Sa carrière politique débute en 1936 quand il est élu député de Hull à l'Assemblée législative, sous la bannière de l'Union nationale. Défait en 1939, il est réélu en 1944 et demeure député jusqu'en 1955. Il est celui qui occupa le poste de président de l'Assemblée le plus longtemps : du 7 février 1945 au 15 décembre 1955. Comme député, Taché s'intéresse particulièrement à la reconstruction et au développement des institutions régionales : les écoles, la prison de Hull, l'hôpital et l'orphelinat Sainte-Thérèse. Il encourage les troupes théâtrales et les associations littéraires de Hull, et les talents artistiques locaux, dont certains devinrent très connus : le peintre Jean Dallaire, le comédien Guy Provost, le pianiste Léon Bernier.

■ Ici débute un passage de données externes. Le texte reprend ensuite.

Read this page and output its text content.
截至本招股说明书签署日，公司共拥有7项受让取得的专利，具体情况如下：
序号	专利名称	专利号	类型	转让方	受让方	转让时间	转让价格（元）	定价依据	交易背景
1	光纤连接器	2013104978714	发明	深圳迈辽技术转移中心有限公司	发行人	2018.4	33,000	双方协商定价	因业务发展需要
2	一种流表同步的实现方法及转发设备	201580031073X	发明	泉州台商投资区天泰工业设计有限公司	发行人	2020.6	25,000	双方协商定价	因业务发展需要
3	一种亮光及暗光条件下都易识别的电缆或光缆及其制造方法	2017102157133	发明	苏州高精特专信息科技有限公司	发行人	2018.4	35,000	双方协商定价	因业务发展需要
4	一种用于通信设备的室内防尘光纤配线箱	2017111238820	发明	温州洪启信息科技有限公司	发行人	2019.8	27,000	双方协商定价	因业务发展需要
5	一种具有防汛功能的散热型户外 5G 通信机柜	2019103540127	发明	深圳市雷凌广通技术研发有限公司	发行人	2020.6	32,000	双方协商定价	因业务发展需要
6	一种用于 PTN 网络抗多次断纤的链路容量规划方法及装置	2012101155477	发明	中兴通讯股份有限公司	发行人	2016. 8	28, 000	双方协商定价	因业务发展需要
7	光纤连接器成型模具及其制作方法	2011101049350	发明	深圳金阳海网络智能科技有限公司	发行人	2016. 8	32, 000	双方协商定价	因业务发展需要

Il fut l'hôte du premier ministre du Québec, Maurice Duplessis, à la veille des élections de 1944, de 1948 et de 1952, lors de ses passages à Hull. Il arrivait avec son médecin et la famille lui laissait alors tout l'étage du haut.

En 1956, au terme de sa carrière politique, Taché est nommé juge à la Cour de magistrat, à Hull, puis promu en 1958 juge de la Cour supérieure des districts de Hull, de Labelle et de Pontiac. Il décède à Hull le 9 mars 1961, à l'âge de 61 ans. Cet homme très apprécié par son entourage était reconnu pour sa loyauté, sa ténacité, sa perspicacité, sa tolérance et son entregent. On se souvient que « [d]ans les différends ouvriers [...], il a toujours été du côté de l'ouvrier, soit comme arbitre soit comme avocat ».

Son fils aîné, Alexandre, entra chez les Oblats de Marie Immaculée, dont il fut le procureur à Rome. Quant à Pierre, né le 22 novembre 1928, il devient avocat en 1954 et juge à la Cour du Québec, le 6 septembre 1988. Décédé le 25 janvier 1996, à l'âge de 67 ans, il laissa l'image d'un homme plein d'humour, mais aussi de principes.